The heat of the mustard depends on the temperature of the liquid used when blending. English mustard (the hottest type) is made with cold water, whereas American ‘yellow’ mustard is brought to the boil, which gives it a milder flavour, with plenty of turmeric added for that vivid colour.

The choice of liquid also determines how long the potency of the mustard will last. Cold water will give a punchy mustard for a day, but soon deteriorates over a couple of days, while vinegar ages nicely and preserves the strength of the seeds. Mustard can be stored out of the fridge indefinitely without going bad, but the potency can weaken. If your old mustard is tasting a little bland, mix with a little vinegar which will liven it up again.

Some mustard recipes include a sweetener of some kind, usually sugar or honey. Bavarian mustard contains dark brown sugar to give it that almost treacle-like sweetness, and works well slathered over a bratwurst with some tangy sauerkraut.

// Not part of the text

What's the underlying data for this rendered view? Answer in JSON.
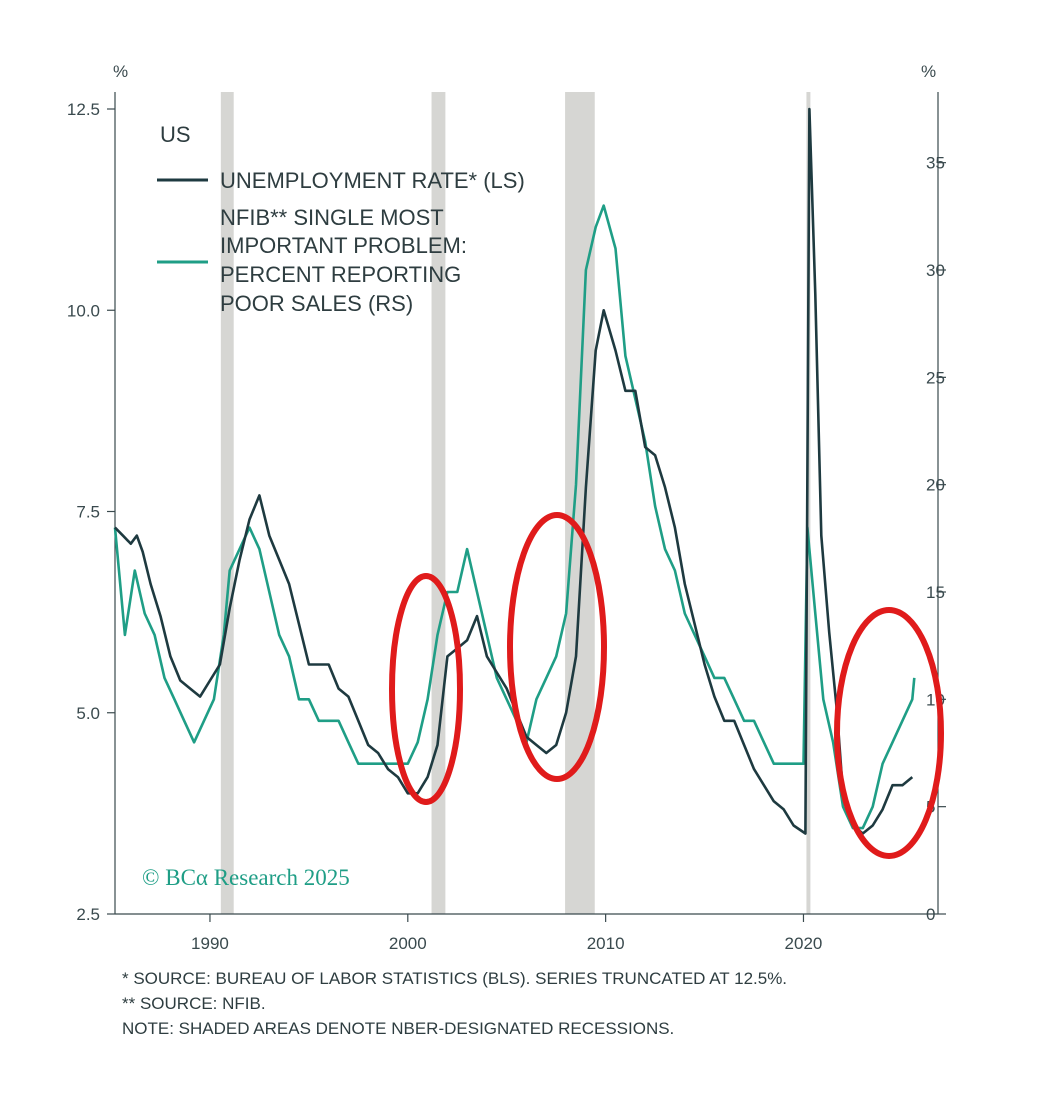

The recipe below is a great start to making your own mustard – once you've mastered this, feel free to experiment with a range of flavours and textures.




12 – 24 hours beforehand, soak the mustard seeds in your liquid of choice e.g. white wine vinegar or beer. The seeds will soak up most of the liquid and soften, making them easier to process
Strain the seeds and keep the liquid. Using a small food processor or mortar and pestle, grind the seeds to a paste. Add the liquid back in to achieve desired consistency. If you want a smooth mustard, pass through a fine sieve

After you have mastered this simple base, it's time to add flavourings. Taste the mustard and season with salt and sugar or honey; you can add turmeric to enhance the colour, or other spices such as black pepper or ground cloves for something aromatic. The addition of fresh herbs makes for a beautiful mustard – finely chopped tarragon is a classic example.

Further variations

The sky really is the limit with mustard, so keep tasting and adapting. Cassis mustard, for example, makes a beautiful pairing with game. Some finely chopped walnuts or hazelnuts would make an excellent mustard for a cheeseboard, or you can even add some rich stock to for a meaty finish.

It is important to give your mustard a day – or in some cases a week – to develop in flavour and lose any initial bitterness.

What mustard goes with...

Mustard is a very versatile condiment. Traditionally enjoyed with cold cuts of Yorkshire ham, roast beef or terrines, it also lifts heavy cream dishes like macaroni cheese. Marcello Tully’s Poussin with mustard sauce and mushrooms or Nigel Mendham’s Mustard panna cotta with heritage beetroot and goat’s cheese crumble demonstrate the versatility of this condiment.

Due to its ability to emulsify, mustard is commonly used as an ingredient in other condiments such as mayonnaise and the wonderful French classic ravigote sauce. It’s also the secret ingredient in many classics like Welsh rarebit, croque madame and barbecue sauce.